JU – Como evitar que isso ocorra?

Tadeu Jorge – Dotando o país de uma política agrícola capaz de induzir a ocupação da área agricultável do país de maneira equilibrada. O Brasil detém a maior área agricultável do mundo, entre 80 milhões e 100 milhões de hectares, ou seja, área que pode ser ainda destinada à agricultura. Há, portanto, um potencial enorme de crescimento. A ocupação dessas áreas não ocorre naturalmente, tem de ser induzida, seja para produção de cana ou de alimentos. Esse é o papel de uma política agrícola num mercado aberto. O governo tem de criar estímulos, como juros mais baixos, seguro rural mais em conta e providenciar a infra-estrutura adequada. Ou seja, instrumentos que estimulem o produtor a ampliar a área plantada. Além da expansão, também é importante a preservação de determinadas áreas. Uma ferramenta importante é o zoneamento agrícola, criando condições melhores em locais onde a agricultura tem maiores chances de se estabelecer de forma perene e com boa produtividade.

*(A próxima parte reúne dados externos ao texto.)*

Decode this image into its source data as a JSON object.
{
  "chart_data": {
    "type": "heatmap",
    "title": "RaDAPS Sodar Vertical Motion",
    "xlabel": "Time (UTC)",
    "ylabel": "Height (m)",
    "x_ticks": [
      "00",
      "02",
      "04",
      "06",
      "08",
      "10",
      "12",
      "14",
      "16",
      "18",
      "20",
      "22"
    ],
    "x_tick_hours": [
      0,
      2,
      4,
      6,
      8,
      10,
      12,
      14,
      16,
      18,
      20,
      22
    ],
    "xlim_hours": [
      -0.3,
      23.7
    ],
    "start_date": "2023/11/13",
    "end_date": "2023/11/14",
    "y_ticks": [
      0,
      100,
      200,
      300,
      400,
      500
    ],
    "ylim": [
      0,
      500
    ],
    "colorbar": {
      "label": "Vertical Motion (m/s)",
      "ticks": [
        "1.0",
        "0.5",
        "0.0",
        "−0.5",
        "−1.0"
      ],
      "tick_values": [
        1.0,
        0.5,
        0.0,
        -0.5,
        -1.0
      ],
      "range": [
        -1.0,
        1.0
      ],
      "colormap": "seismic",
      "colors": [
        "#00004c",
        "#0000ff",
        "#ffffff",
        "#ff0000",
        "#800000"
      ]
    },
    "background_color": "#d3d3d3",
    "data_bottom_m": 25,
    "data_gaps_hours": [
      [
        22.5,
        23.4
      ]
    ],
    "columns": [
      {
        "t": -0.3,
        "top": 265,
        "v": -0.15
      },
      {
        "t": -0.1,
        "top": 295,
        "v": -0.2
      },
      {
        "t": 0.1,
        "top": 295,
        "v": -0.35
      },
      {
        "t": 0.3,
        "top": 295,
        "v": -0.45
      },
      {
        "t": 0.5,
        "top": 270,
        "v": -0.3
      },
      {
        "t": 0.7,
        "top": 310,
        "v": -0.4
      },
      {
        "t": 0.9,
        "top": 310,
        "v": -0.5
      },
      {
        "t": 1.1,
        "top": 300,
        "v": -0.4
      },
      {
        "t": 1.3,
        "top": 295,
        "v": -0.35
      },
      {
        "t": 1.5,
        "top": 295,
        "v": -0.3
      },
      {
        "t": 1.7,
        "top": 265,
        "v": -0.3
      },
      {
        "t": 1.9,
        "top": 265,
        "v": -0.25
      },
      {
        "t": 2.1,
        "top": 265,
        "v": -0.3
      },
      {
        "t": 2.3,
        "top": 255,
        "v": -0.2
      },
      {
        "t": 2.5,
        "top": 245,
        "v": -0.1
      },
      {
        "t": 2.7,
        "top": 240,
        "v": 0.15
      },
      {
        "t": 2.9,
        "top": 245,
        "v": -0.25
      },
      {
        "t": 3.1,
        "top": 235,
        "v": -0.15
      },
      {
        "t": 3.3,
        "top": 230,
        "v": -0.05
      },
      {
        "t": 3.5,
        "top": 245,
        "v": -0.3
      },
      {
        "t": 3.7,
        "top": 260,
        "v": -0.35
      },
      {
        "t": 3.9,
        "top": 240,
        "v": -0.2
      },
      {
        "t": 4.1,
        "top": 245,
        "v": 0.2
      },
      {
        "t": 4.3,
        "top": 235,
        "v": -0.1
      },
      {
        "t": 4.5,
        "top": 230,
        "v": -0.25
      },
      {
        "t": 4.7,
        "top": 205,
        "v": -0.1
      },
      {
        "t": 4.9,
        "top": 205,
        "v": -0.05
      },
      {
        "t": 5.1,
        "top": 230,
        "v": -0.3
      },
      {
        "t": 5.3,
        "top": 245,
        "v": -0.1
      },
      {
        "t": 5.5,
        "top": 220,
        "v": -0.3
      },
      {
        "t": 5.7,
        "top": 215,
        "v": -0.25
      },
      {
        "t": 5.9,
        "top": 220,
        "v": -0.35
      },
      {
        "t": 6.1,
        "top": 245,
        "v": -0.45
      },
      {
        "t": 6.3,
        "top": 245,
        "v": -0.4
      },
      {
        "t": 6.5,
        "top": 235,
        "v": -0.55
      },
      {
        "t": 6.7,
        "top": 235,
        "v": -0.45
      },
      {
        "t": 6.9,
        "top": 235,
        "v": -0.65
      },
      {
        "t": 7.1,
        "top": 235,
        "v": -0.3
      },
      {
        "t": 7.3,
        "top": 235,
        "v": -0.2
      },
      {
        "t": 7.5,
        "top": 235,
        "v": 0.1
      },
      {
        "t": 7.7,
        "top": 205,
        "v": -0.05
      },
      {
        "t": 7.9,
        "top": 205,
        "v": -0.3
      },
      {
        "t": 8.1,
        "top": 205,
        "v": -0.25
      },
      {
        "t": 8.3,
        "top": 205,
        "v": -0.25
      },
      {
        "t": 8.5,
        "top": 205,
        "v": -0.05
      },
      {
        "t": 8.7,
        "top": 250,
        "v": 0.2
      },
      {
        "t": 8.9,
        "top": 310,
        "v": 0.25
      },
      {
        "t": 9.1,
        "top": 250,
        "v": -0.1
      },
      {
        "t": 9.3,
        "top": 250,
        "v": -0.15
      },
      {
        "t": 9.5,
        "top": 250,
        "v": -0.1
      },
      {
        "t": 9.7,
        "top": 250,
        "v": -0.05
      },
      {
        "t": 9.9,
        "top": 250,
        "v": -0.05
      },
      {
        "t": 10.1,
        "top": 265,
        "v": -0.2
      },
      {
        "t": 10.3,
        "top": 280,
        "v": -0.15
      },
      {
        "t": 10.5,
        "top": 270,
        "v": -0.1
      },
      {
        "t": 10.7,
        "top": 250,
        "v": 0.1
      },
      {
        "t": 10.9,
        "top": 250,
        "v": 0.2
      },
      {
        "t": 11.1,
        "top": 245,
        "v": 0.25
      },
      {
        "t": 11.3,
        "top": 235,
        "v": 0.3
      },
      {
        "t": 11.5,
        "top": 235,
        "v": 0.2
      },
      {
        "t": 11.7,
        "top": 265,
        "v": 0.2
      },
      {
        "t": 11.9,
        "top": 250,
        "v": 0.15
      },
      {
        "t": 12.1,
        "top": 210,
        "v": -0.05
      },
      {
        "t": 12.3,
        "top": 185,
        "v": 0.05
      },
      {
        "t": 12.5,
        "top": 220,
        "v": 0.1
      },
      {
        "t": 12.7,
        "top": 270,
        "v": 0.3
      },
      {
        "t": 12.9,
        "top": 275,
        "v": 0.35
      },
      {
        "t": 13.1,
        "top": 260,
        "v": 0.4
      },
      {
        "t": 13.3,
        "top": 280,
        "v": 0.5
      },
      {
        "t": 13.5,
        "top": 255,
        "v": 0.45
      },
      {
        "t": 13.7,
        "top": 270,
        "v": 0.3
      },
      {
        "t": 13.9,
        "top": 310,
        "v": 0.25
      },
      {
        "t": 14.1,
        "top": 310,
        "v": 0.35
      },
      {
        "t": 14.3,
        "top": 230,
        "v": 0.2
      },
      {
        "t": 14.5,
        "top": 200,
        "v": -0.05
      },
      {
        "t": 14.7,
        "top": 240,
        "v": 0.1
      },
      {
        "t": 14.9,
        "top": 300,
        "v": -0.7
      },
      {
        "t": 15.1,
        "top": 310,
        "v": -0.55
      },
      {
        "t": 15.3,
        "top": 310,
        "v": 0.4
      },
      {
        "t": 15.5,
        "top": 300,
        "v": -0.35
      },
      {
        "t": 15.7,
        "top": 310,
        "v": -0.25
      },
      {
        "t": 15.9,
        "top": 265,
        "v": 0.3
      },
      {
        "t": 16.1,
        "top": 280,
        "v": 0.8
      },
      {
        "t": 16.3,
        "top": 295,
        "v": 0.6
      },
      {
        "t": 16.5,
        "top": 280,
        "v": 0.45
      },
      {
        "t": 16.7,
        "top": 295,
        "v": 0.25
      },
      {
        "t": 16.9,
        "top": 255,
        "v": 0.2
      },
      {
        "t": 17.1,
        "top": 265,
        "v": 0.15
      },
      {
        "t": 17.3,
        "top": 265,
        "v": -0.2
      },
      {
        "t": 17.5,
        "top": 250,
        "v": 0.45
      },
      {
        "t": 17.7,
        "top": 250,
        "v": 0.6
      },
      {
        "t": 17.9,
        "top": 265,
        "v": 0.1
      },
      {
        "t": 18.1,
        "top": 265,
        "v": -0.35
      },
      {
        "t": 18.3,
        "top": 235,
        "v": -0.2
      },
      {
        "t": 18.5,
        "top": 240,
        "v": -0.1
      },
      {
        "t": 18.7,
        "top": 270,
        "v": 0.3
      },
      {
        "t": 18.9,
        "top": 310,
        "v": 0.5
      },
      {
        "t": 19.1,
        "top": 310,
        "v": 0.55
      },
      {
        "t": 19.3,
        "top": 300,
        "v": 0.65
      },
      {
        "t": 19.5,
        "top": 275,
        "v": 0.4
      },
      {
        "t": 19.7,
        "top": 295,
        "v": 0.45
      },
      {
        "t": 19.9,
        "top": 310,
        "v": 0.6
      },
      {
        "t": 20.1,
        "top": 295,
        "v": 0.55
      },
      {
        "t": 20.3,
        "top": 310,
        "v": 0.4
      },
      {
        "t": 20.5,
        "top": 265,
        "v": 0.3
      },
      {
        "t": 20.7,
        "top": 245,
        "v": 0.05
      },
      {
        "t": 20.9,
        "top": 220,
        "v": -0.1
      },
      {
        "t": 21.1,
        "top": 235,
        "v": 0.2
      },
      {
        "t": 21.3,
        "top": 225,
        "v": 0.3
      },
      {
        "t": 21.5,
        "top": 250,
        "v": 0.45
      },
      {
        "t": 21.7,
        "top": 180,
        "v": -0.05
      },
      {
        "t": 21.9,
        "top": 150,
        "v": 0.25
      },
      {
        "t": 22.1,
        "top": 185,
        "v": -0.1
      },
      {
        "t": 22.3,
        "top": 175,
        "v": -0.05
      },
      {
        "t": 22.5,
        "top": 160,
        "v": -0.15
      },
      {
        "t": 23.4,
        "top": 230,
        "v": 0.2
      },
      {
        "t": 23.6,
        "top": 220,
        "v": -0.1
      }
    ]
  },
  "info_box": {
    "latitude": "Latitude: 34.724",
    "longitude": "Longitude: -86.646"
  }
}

JU – Qual é a distribuição territorial e quais as condições das áreas agricultáveis que ainda não estão sendo aproveitadas?

Tadeu Jorge – O grande problema é a infra-estrutura. O Brasil não tem infra-estrutura adequada nem mesmo nas áreas já ocupadas. Menos ainda nas áreas que tem potencial mas não são aproveitadas. Sem que haja uma política indutora, a expansão na fronteira agrícola será muito lenta. Grandes empreendimentos podem dar certo porque estamos falando de projetos que têm viabilidade pela larga escala. Mas o modelo brasileiro para produção de alimentos está baseado em pequenas propriedades, que não têm condições e nem a responsabilidade de criar infra-estrutura. Esse é um papel do Estado. Para ocupar essas fronteiras agrícolas para a produção de alimentos, é indispensável uma política que ofereça suporte de infra-estrutura para que isso ocorra.

JU – O senhor diz que a solução passa pela implantação de uma política agrícola. Em sua opinião, o Brasil ainda não tem uma política agrícola?

Tadeu Jorge – Não tem. O Brasil sempre teve política econômica para agricultura. Claro que toda política agrícola deve contar com instrumentos econômicos, mas não adianta apenas ter bilhões de reais para financiar a próxima safra. Uma verdadeira política agrícola ataca os problemas inerentes à agricultura. Se o problema é secar feijão na propriedade rural, então o instrumento de uma política consiste em facilitar o acesso do produtor a equipamentos de secagem. Isso pode ser feito, por exemplo, oferecendo juros mais baixos aos agricultores que se comprometerem a usar parte do financiamento na montagem da infra-estrutura necessária ou criando um programa específico para dotar os produtores com essa infra-estrutura. Se o problema é armazenar, pode-se oferecer vantagens para os agricultores que investirem na montagem de silos. Não é simplesmente emprestar o dinheiro para financiar a produção. O financiamento deve ser um instrumento para atacar as questões centrais da agricultura. Ao lado disso, são necessários programas que corrijam vários aspectos, como por exemplo a questão das embalagens adequadas para transporte e comercialização.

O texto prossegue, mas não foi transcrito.